Subyek yang gemetar, subyek yang gamang itu tak serta-merta menemu dirinya kembali tatkala imaji fotografis (=realitas representasional) muncul dalam selembar film. Ia masih butuh waktu untuk memujudkan gambaran riilnya sampai sang pemotret menuju ke kamar gelap (darkroom). Di dalam sana, dalam temaram ruang dan hawa kecut, pemotret kembali terjerat dalam situasi ketakpastian, bergulat dan berburu dalam waktu limitatif.
Totalitas pemotret diuji di kamar gelap. Dia sadar, memasuki kamar gelap ibarat terjun dalam ruang kosong-gelap penuh kejutan sekaligus khaostik. Namun, di dalamnya ada empati, kesabaran, dan kesetiaan. Semua itu berkelindan dengan cita rasa estetik dan intelektualitas. Kepribadian, profesionalisme, berbaur dengan rasa tanggung jawab. Di dalam kamar gelap, teralienasi dari dunia-di-luar, pemotret terkunci dengan keputusannya sendiri.
Di sinilah relasi dialogal antara pemotret dan realitas representasional—terwakili oleh film negatif—mengalami kepenuhannya dengan bantuan mesin enlarger. Ia mengontrol cahaya: mengurangi, menambahi, atau mengoreksi intensitas terang-gelap imaji film. Bayangan gelap, super cerah, nada tengah, tonal atau gradasi dikendalikan dengan saksama. Pemotret menyeleksi anasir-anasir citraan, membuat keputusan, dan merealisasikan imajinasinya. Kerap segala daya usahanya menemu keberhasilan atau, sebaliknya, terbelit dalam anyaman kekecewaan.
Pemotret bertiwikrama dengan kertas foto (Anda masih ingat kertas foto Kodak, Ilford, Fuji atau Chenfu?) yang tercahayai. Di dalam kotak-kotak plastik berisi larutan pengembang (developer) kertas-foto-tercahayai itu menemukan formatnya. Perlahan-lahan, dalam temaram sinar infra merah, seperti hantu, imaji pun menyeruak dari baskom yang airnya bergerak-gerak. Kertas foto itu menggenapi dirinya menjadi citraan tertentu: realitas representasional. Dan Susan Sontag (On Photography, Picador: 1977) menyebut realitas dalam foto adalah “realitas yang teruji, terevaluasi, dan patuh untuk difoto”. Menurutku: realitas yang terinterupsi.
Walhasil, selembar foto mengalami perjalanan dan metamorfosa yang panjang. Fotografi analog, ibaratnya, mewakili pergulatan manusia dalam memandang realitas dan subyektivitasnya.

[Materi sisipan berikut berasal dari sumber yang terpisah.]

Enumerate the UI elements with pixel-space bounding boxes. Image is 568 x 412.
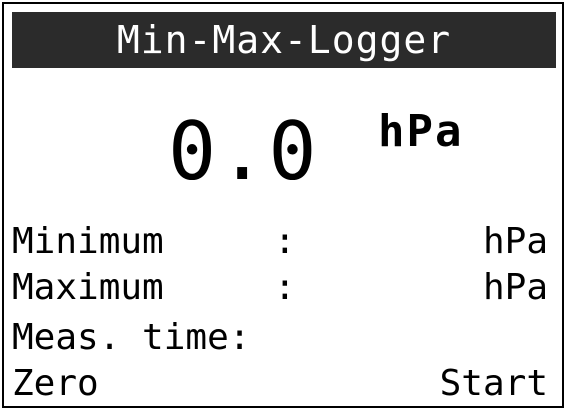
minimum-row: Minimum : hPa	[12, 220, 548, 264]
screen-title: Min-Max-Logger	[116, 18, 452, 62]
maximum-row: Maximum : hPa	[12, 266, 548, 310]
maximum-unit: hPa	[482, 267, 548, 308]
current-reading-value: 0.0	[168, 105, 319, 198]
meas-time-label: Meas. time:	[12, 317, 251, 358]
start-softkey[interactable]: Start	[440, 362, 548, 406]
zero-softkey[interactable]: Zero	[12, 362, 99, 406]
maximum-separator: :	[274, 267, 296, 308]
title-bar: Min-Max-Logger	[12, 12, 556, 68]
maximum-label: Maximum	[12, 267, 164, 308]
minimum-unit: hPa	[482, 221, 548, 262]
minimum-label: Minimum	[12, 221, 164, 262]
minimum-separator: :	[274, 221, 296, 262]
meas-time-row: Meas. time:	[12, 316, 548, 360]
softkey-bar: Zero Start	[12, 362, 548, 406]
current-reading-unit: hPa	[378, 106, 464, 157]
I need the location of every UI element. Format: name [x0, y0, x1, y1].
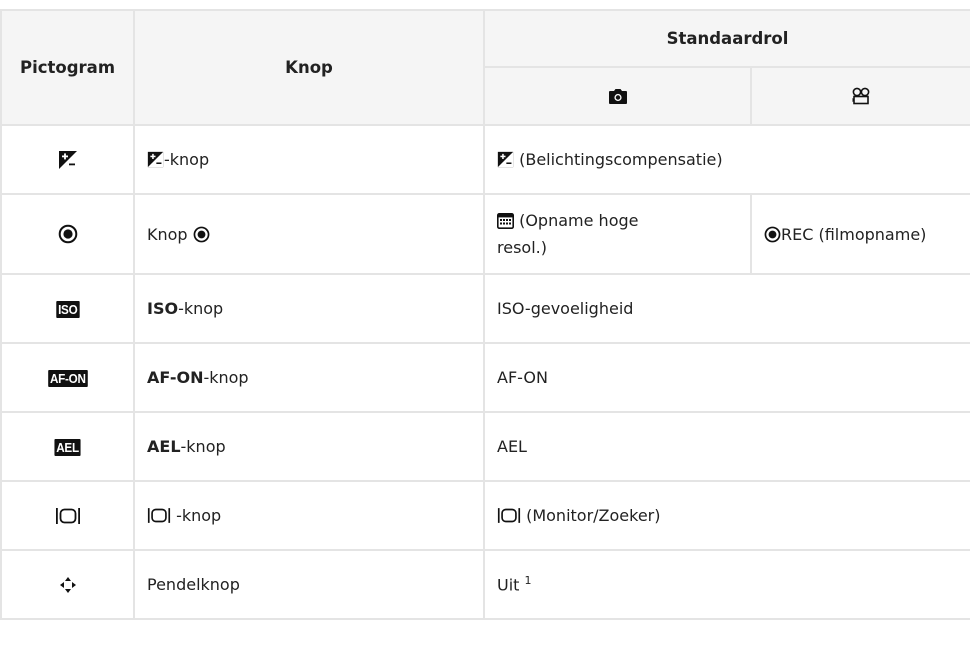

Dengan menyebut analog, seakan ini menyaran pada sesuatu yang-riil, teraba, intim, dan manusiawi. Bandingkan dengan citraan digital yang instan, mudah dibuat-dihapus, dalam stratum titik-titik piksel. Tidakkah citraan digitalis menyodorkan sifat tak kekal, kurang manusiawi, dan penuh rekayasa? Meski harus diakui, fotografi digital menawarkan kemudahan, kenyamanan, irit dan terkesan ramah lingkungan.
Agaknya era fotografi analog telah berada di ujung titiannya. Richard Nicholson, fotografer, mengabadikan hari-hari terakhir studio cetak foto analog di London. Pada 2006 masih ada 214 studio. Empat tahun kemudian, tatkala ia mengakhiri proyeknya, tersisa 5 studio saja. Kondisi di Indonesia sama saja: studio-studio cuci-cetak foto telah bangkrut.
Matinya fotografi analog juga berarti matinya sesuatu yang disebut sang “master”, yang-orisinal. Tak ada lagi “film-master” atau “bidikan satu-satunya”. Dalam pandangan Walter Benjamin (1936), adanya yang-orisinal adalah prasyarat otentisitas.
Berbareng dengan matinya fotografi analog, lenyapnya yang-orisinal, sirnanya otentisitas, maka raib pula pergulatan subyektivitas dalam wacana fotografi. Agaknya begitu.
TUBAGUS P SVARAJATI
Penulis seni rupa, bermukim di Semarang
[CATATAN: Esai dikirimkan ke harian Kompas, Selasa: 08/02/2011.]